Pauvre Cypounet… snif, snif… 30 mars
Fils de maçon à Strasbourg, il a dû se contenter des litières des chats et chiens des clients de son père, où il jouait en solitaire :
Le fion de gauche
Les chiens sont mes copains. C’est poilu et chaud, ça pue pire que du vieux frometon à l’usage, ça se laisse tapoter et c’est ou bien très con ou très futé. C’est très humain, un chien. D’ailleurs ça mord.
Tout petit, je passais les jours sans école sur les chantiers sauf les dimanches à cause de la messe. J’adorais ça : voir le vieux travailler avec les deux ouvriers de l’entreprise ; monter des murs, tirer des chapes, poser le carrelage. Pour les petits travaux je filais le coup de main : frotter les joints du carrelage à la sciure, cirer le dessus des tomettes avant la pose pour pas que le ciment les souille. Passer les plaques de petits carreaux, laver les outils. C’était bien, j’aimais beaucoup. Assortir les carreaux cassés pour en coller sur les terrasses des belles villas : fallait pas me le demander deux fois, par exemple. Cent fois mieux que les legos.
C’était presque toujours des grosses baraques de gros rupins : l’entreprise était réputée pour la qualité de son travail, vieille tradition familiale oblige. Quand les clients venaient sur le chantier, j’étais la mascotte : le bon petit toutou que ces dames pomponnées et ces messieurs calamistrés tapotaient gentiment sur la tête. Ils étaient d’un autre monde où tout semblait doux ; ils ne sentaient pas le ciment ni l’acide chlorhydrique1 ni le chorizo gras de Ramon2 et le suint de mouton d’Attouille3 ni la tétine de vache poêlée qui constituait souvent l’ordinaire à la maison, pendant les intempéries.4
Il y avait le tas de sable sur lequel je jouais à temps perdu à faire des pâtés.
Un jour où j’étais dans le sable, devant la belle villa d’en face il y avait un chien enchaîné ; un berger alsacien aboyant en continu, tout en bave et crocs en ma direction. Et puis tout a été très vite comme dans un rêve : soudain plus de cliquetis de chaîne − brisée−, mais le silence et la douleur : il s’était jeté sur moi et me bouffait le mollet gauche, dodelinant de la tête et pouf : je suis tombé dans les pommes après avoir vu des mosaïques défiler derrière le rideau rouge des paupières.

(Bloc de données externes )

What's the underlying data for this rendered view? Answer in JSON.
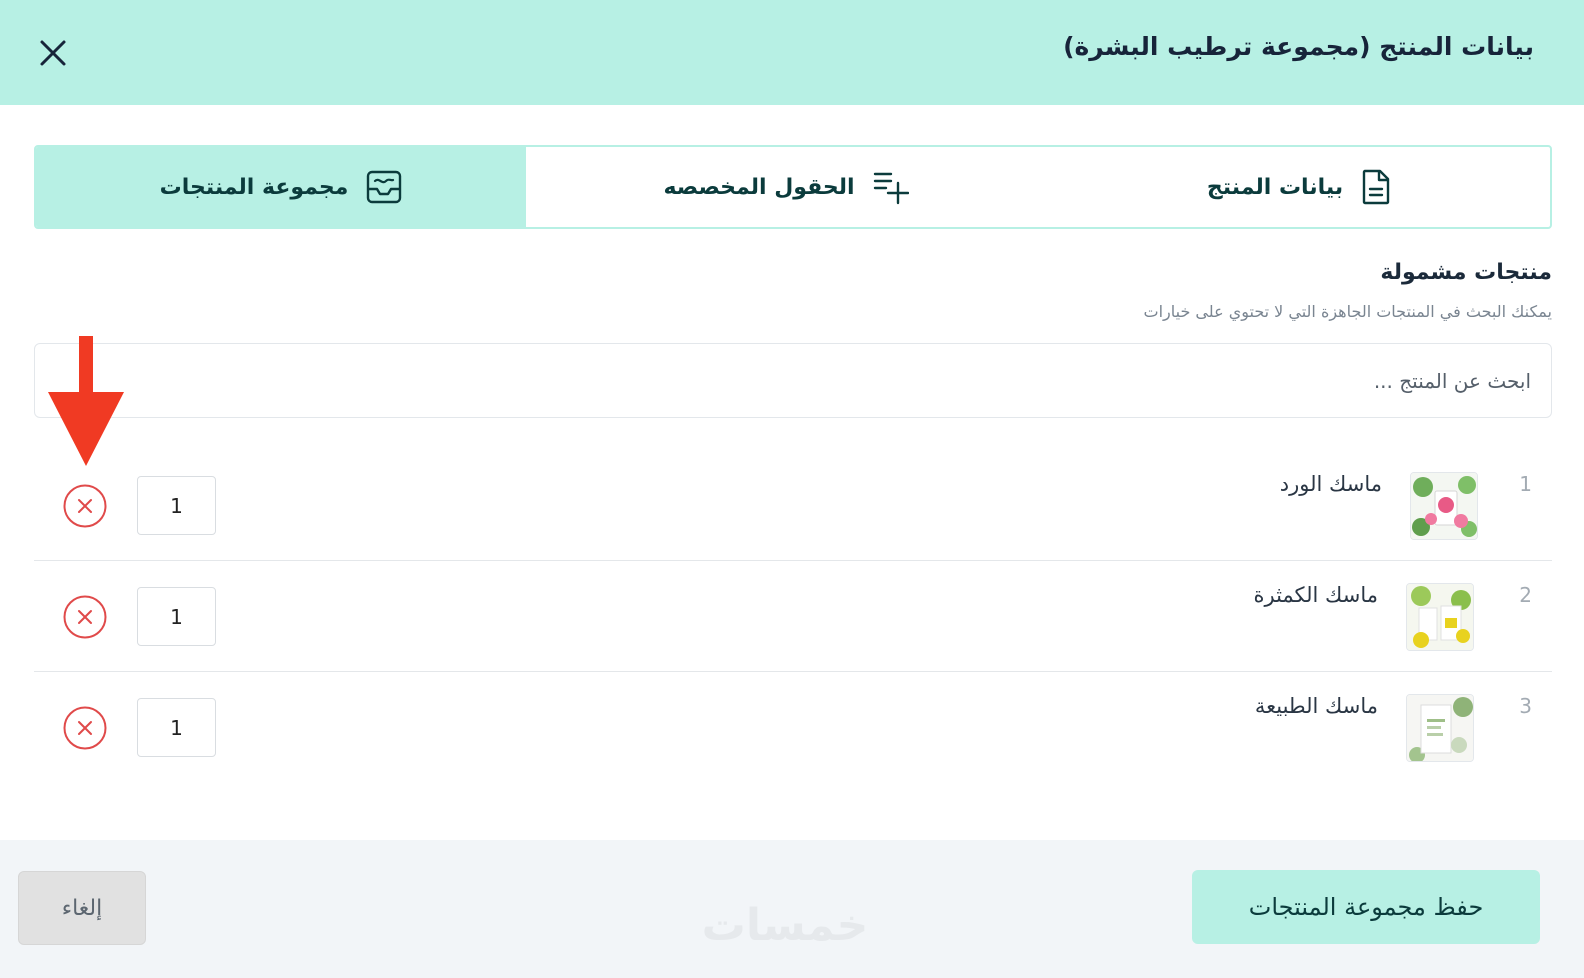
{
  "header": {
    "title": "بيانات المنتج (مجموعة ترطيب البشرة)"
  },
  "tabs": [
    {
      "label": "بيانات المنتج",
      "icon": "document-icon",
      "active": false
    },
    {
      "label": "الحقول المخصصه",
      "icon": "list-add-icon",
      "active": false
    },
    {
      "label": "مجموعة المنتجات",
      "icon": "inbox-icon",
      "active": true
    }
  ],
  "section": {
    "title": "منتجات مشمولة",
    "hint": "يمكنك البحث في المنتجات الجاهزة التي لا تحتوي على خيارات"
  },
  "search": {
    "placeholder": "ابحث عن المنتج ...",
    "value": ""
  },
  "products": [
    {
      "index": "1",
      "name": "ماسك الورد",
      "quantity": "1",
      "thumb_color": "#e85a86"
    },
    {
      "index": "2",
      "name": "ماسك الكمثرة",
      "quantity": "1",
      "thumb_color": "#e8d21f"
    },
    {
      "index": "3",
      "name": "ماسك الطبيعة",
      "quantity": "1",
      "thumb_color": "#9fbf88"
    }
  ],
  "footer": {
    "save_label": "حفظ مجموعة المنتجات",
    "cancel_label": "إلغاء",
    "watermark": "خمسات"
  },
  "colors": {
    "accent": "#b7f0e4",
    "remove": "#e04a4a",
    "arrow": "#f03a23"
  }
}
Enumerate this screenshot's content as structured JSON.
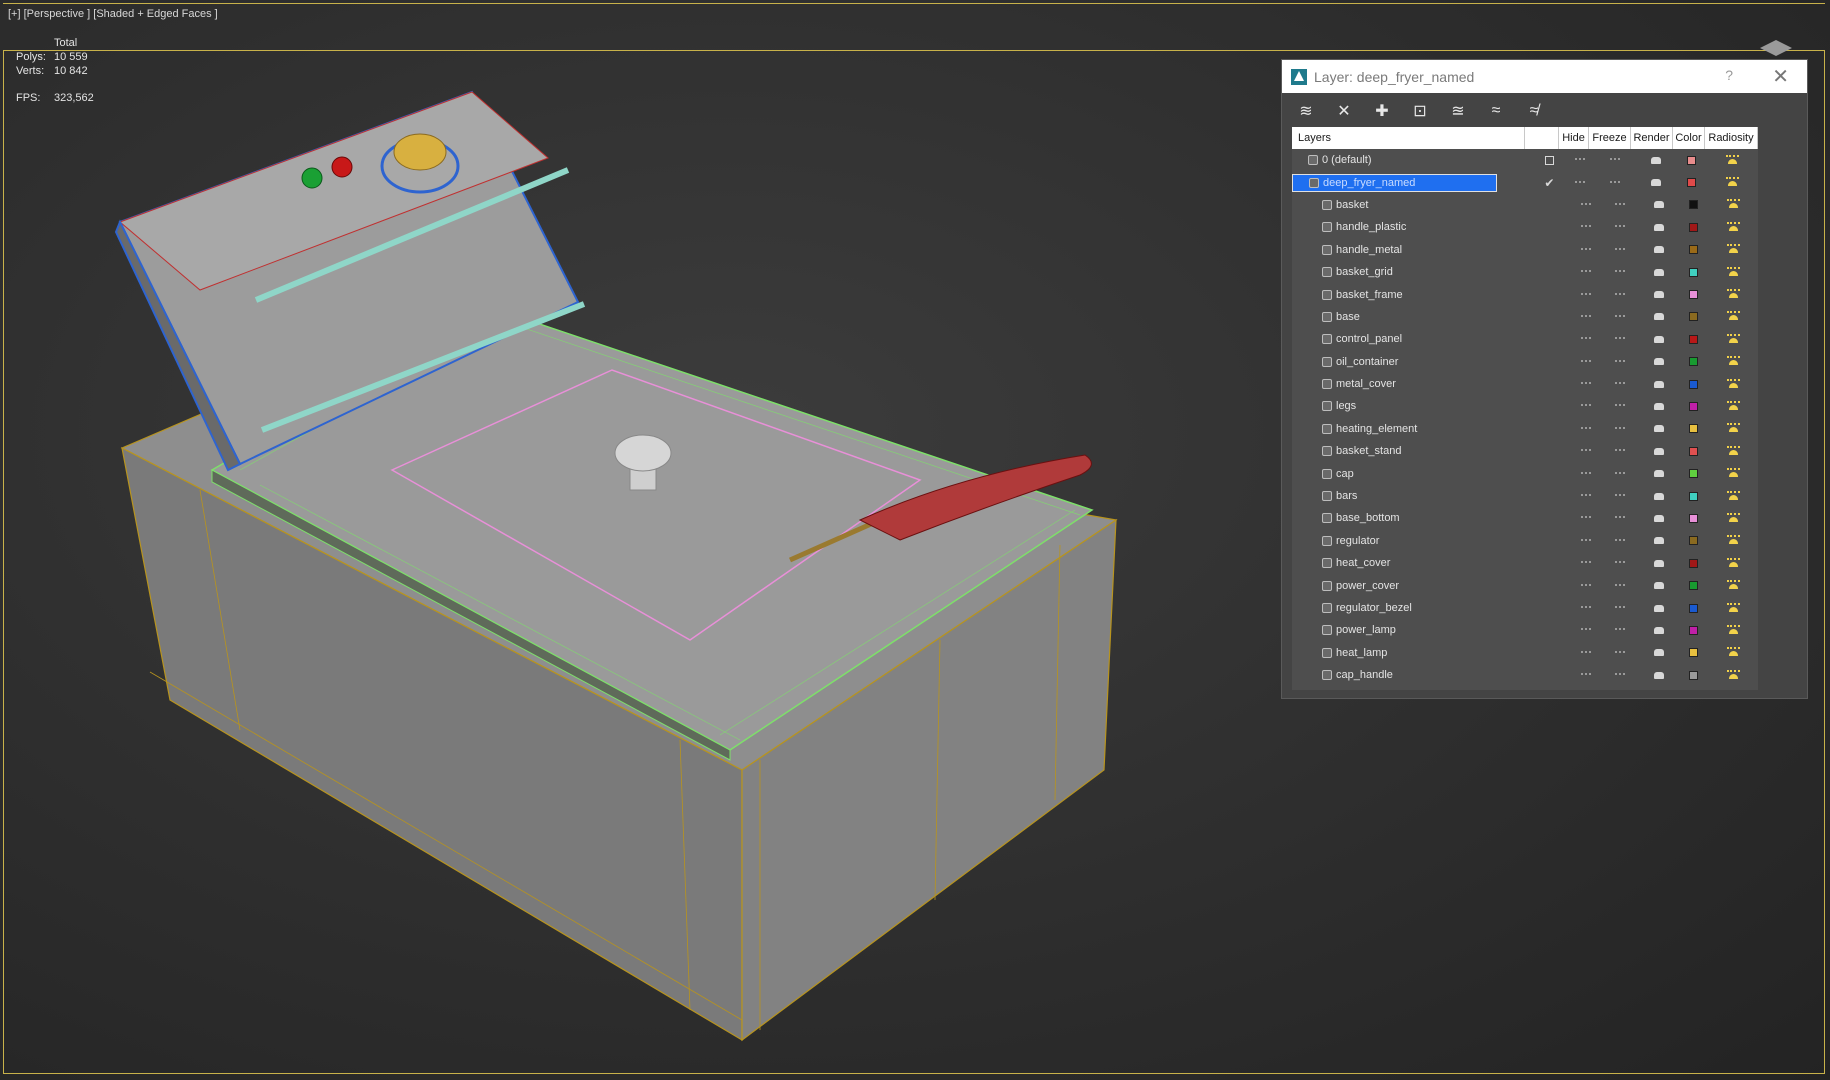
{
  "viewport": {
    "label": "[+] [Perspective ] [Shaded + Edged Faces ]",
    "stats": {
      "total_label": "Total",
      "polys_label": "Polys:",
      "polys_value": "10 559",
      "verts_label": "Verts:",
      "verts_value": "10 842",
      "fps_label": "FPS:",
      "fps_value": "323,562"
    }
  },
  "dialog": {
    "title": "Layer: deep_fryer_named",
    "help": "?",
    "close": "✕",
    "columns": {
      "layers": "Layers",
      "hide": "Hide",
      "freeze": "Freeze",
      "render": "Render",
      "color": "Color",
      "radiosity": "Radiosity"
    },
    "layers": [
      {
        "name": "0 (default)",
        "level": 0,
        "color": "#e88c8c",
        "checkbox": true
      },
      {
        "name": "deep_fryer_named",
        "level": 0,
        "color": "#e04a4a",
        "selected": true,
        "active": true
      },
      {
        "name": "basket",
        "level": 1,
        "color": "#111111"
      },
      {
        "name": "handle_plastic",
        "level": 1,
        "color": "#a01818"
      },
      {
        "name": "handle_metal",
        "level": 1,
        "color": "#9a6a18"
      },
      {
        "name": "basket_grid",
        "level": 1,
        "color": "#40d0c0"
      },
      {
        "name": "basket_frame",
        "level": 1,
        "color": "#e890d8"
      },
      {
        "name": "base",
        "level": 1,
        "color": "#8a6a20"
      },
      {
        "name": "control_panel",
        "level": 1,
        "color": "#b81818"
      },
      {
        "name": "oil_container",
        "level": 1,
        "color": "#189a30"
      },
      {
        "name": "metal_cover",
        "level": 1,
        "color": "#1a5ad0"
      },
      {
        "name": "legs",
        "level": 1,
        "color": "#c020a8"
      },
      {
        "name": "heating_element",
        "level": 1,
        "color": "#e8c040"
      },
      {
        "name": "basket_stand",
        "level": 1,
        "color": "#e05050"
      },
      {
        "name": "cap",
        "level": 1,
        "color": "#60d040"
      },
      {
        "name": "bars",
        "level": 1,
        "color": "#40d0c0"
      },
      {
        "name": "base_bottom",
        "level": 1,
        "color": "#e890d8"
      },
      {
        "name": "regulator",
        "level": 1,
        "color": "#8a6a20"
      },
      {
        "name": "heat_cover",
        "level": 1,
        "color": "#a01818"
      },
      {
        "name": "power_cover",
        "level": 1,
        "color": "#189a30"
      },
      {
        "name": "regulator_bezel",
        "level": 1,
        "color": "#1a5ad0"
      },
      {
        "name": "power_lamp",
        "level": 1,
        "color": "#c020a8"
      },
      {
        "name": "heat_lamp",
        "level": 1,
        "color": "#e8c040"
      },
      {
        "name": "cap_handle",
        "level": 1,
        "color": "#9a9a9a"
      }
    ]
  },
  "colors": {
    "viewport_border": "#c8b24a",
    "selection": "#1f6ff0",
    "stats_text": "#e6c84a"
  }
}
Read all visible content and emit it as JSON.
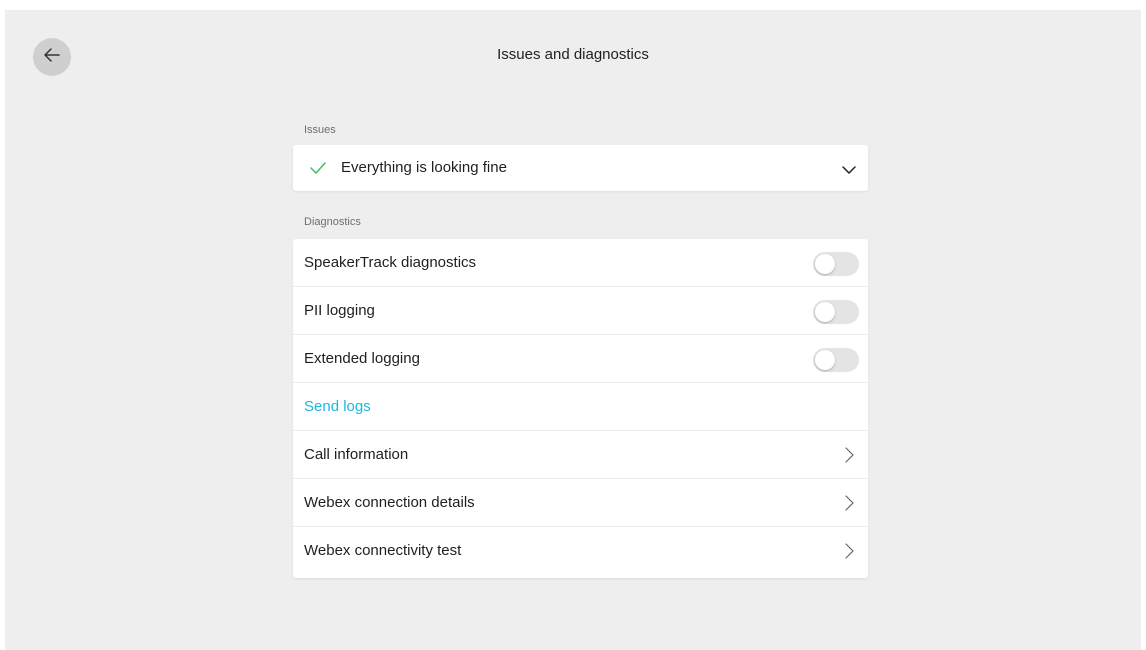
{
  "header": {
    "title": "Issues and diagnostics",
    "back_icon": "arrow-left-icon"
  },
  "issues": {
    "section_label": "Issues",
    "status_text": "Everything is looking fine",
    "status_icon": "check-icon",
    "status_color": "#3fbf5f",
    "expand_icon": "chevron-down-icon"
  },
  "diagnostics": {
    "section_label": "Diagnostics",
    "link_color": "#1fb7d9",
    "items": [
      {
        "label": "SpeakerTrack diagnostics",
        "type": "toggle",
        "on": false
      },
      {
        "label": "PII logging",
        "type": "toggle",
        "on": false
      },
      {
        "label": "Extended logging",
        "type": "toggle",
        "on": false
      },
      {
        "label": "Send logs",
        "type": "link"
      },
      {
        "label": "Call information",
        "type": "nav",
        "icon": "chevron-right-icon"
      },
      {
        "label": "Webex connection details",
        "type": "nav",
        "icon": "chevron-right-icon"
      },
      {
        "label": "Webex connectivity test",
        "type": "nav",
        "icon": "chevron-right-icon"
      }
    ]
  }
}
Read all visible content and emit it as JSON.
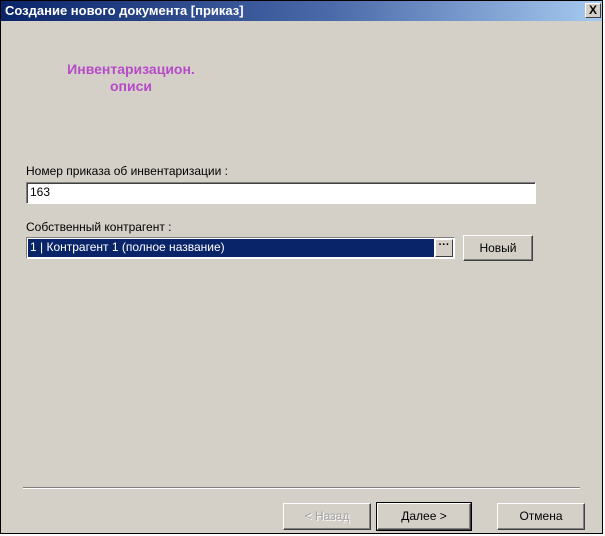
{
  "window": {
    "title": "Создание нового документа [приказ]",
    "close_glyph": "X"
  },
  "header": {
    "line1": "Инвентаризацион.",
    "line2": "описи"
  },
  "order_number": {
    "label": "Номер приказа об инвентаризации :",
    "value": "163"
  },
  "counterparty": {
    "label": "Собственный контрагент :",
    "value": "1 | Контрагент 1 (полное название)",
    "browse_glyph": "···",
    "new_button": "Новый"
  },
  "footer": {
    "back_button": "< Назад",
    "next_button": "Далее >",
    "cancel_button": "Отмена"
  },
  "colors": {
    "header_text": "#b64bc8",
    "selection": "#0a246a",
    "dialog_bg": "#d4d0c8"
  }
}
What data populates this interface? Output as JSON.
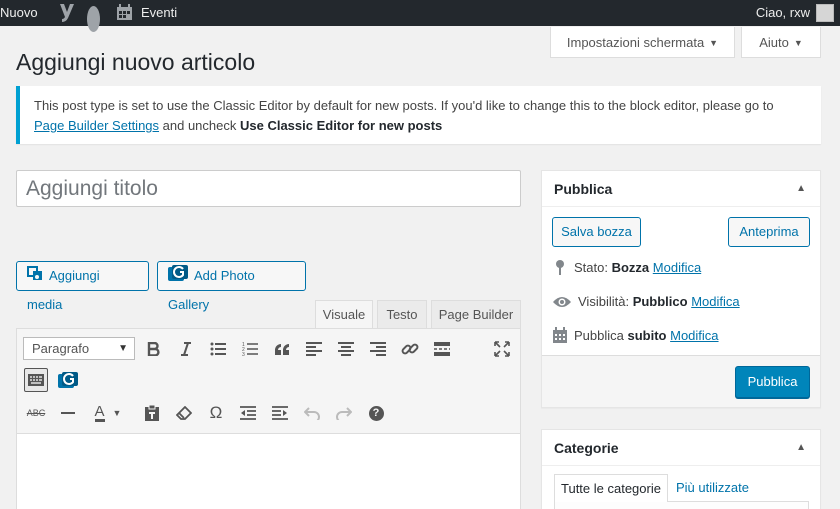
{
  "adminbar": {
    "new_label": "Nuovo",
    "events_label": "Eventi",
    "greeting": "Ciao, rxw"
  },
  "screen_options": {
    "label": "Impostazioni schermata",
    "caret": "▼"
  },
  "help": {
    "label": "Aiuto",
    "caret": "▼"
  },
  "page_title": "Aggiungi nuovo articolo",
  "notice": {
    "text_before": "This post type is set to use the Classic Editor by default for new posts. If you'd like to change this to the block editor, please go to ",
    "link": "Page Builder Settings",
    "text_mid": " and uncheck ",
    "bold": "Use Classic Editor for new posts",
    "accent_color": "#00a0d2"
  },
  "title_field": {
    "placeholder": "Aggiungi titolo"
  },
  "media_buttons": {
    "add_media": "Aggiungi media",
    "add_gallery": "Add Photo Gallery"
  },
  "editor_tabs": {
    "visual": "Visuale",
    "text": "Testo",
    "page_builder": "Page Builder",
    "active": "Visuale"
  },
  "toolbar": {
    "format_select": "Paragrafo",
    "row1": [
      "bold-icon",
      "italic-icon",
      "bullet-list-icon",
      "numbered-list-icon",
      "blockquote-icon",
      "align-left-icon",
      "align-center-icon",
      "align-right-icon",
      "link-icon",
      "read-more-icon",
      "fullscreen-icon"
    ],
    "row2": [
      "toolbar-toggle-icon",
      "gallery-plugin-icon"
    ],
    "row3": [
      "strikethrough-icon",
      "horizontal-line-icon",
      "text-color-icon",
      "paste-text-icon",
      "clear-formatting-icon",
      "special-character-icon",
      "outdent-icon",
      "indent-icon",
      "undo-icon",
      "redo-icon",
      "help-icon"
    ],
    "text_color_letter": "A",
    "omega": "Ω",
    "help": "?",
    "strike": "ABC"
  },
  "publish_box": {
    "title": "Pubblica",
    "save_draft": "Salva bozza",
    "preview": "Anteprima",
    "status_label": "Stato:",
    "status_value": "Bozza",
    "visibility_label": "Visibilità:",
    "visibility_value": "Pubblico",
    "publish_label": "Pubblica",
    "publish_value": "subito",
    "edit_link": "Modifica",
    "publish_button": "Pubblica",
    "toggle": "▲",
    "primary_color": "#0085ba"
  },
  "categories_box": {
    "title": "Categorie",
    "toggle": "▲",
    "tab_all": "Tutte le categorie",
    "tab_popular": "Più utilizzate"
  }
}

Il m’avait bien amoché, le cabot : j’en porte encore les cicatrices. Après, j’ai très longtemps eu peur des chiens…
- Utilisé massivement pour nettoyer les joints qui, à l’époque, étaient faits d’un coulis de ciment noir ou blanc pur s’incrustant partout. [↩]
- L’ouvrier espagnol. [↩]
- Le surnom de l’ouvrier kabyle : je n’ai jamais su son vrai nom. [↩]
- Les terribles périodes de chômage hivernal des ouvriers du bâtiment, indemnisées au lance-pierres dans les années 60. [↩]
Evidemment, mes bacs à sable à moi étaient d’une autre dimension :
Je reconnais avoir été plus gâtée que Pascal Edouard Cyprien Luraghi. Ce n’était pas une raison pour lui accorder le droit de détruire toute ma famille.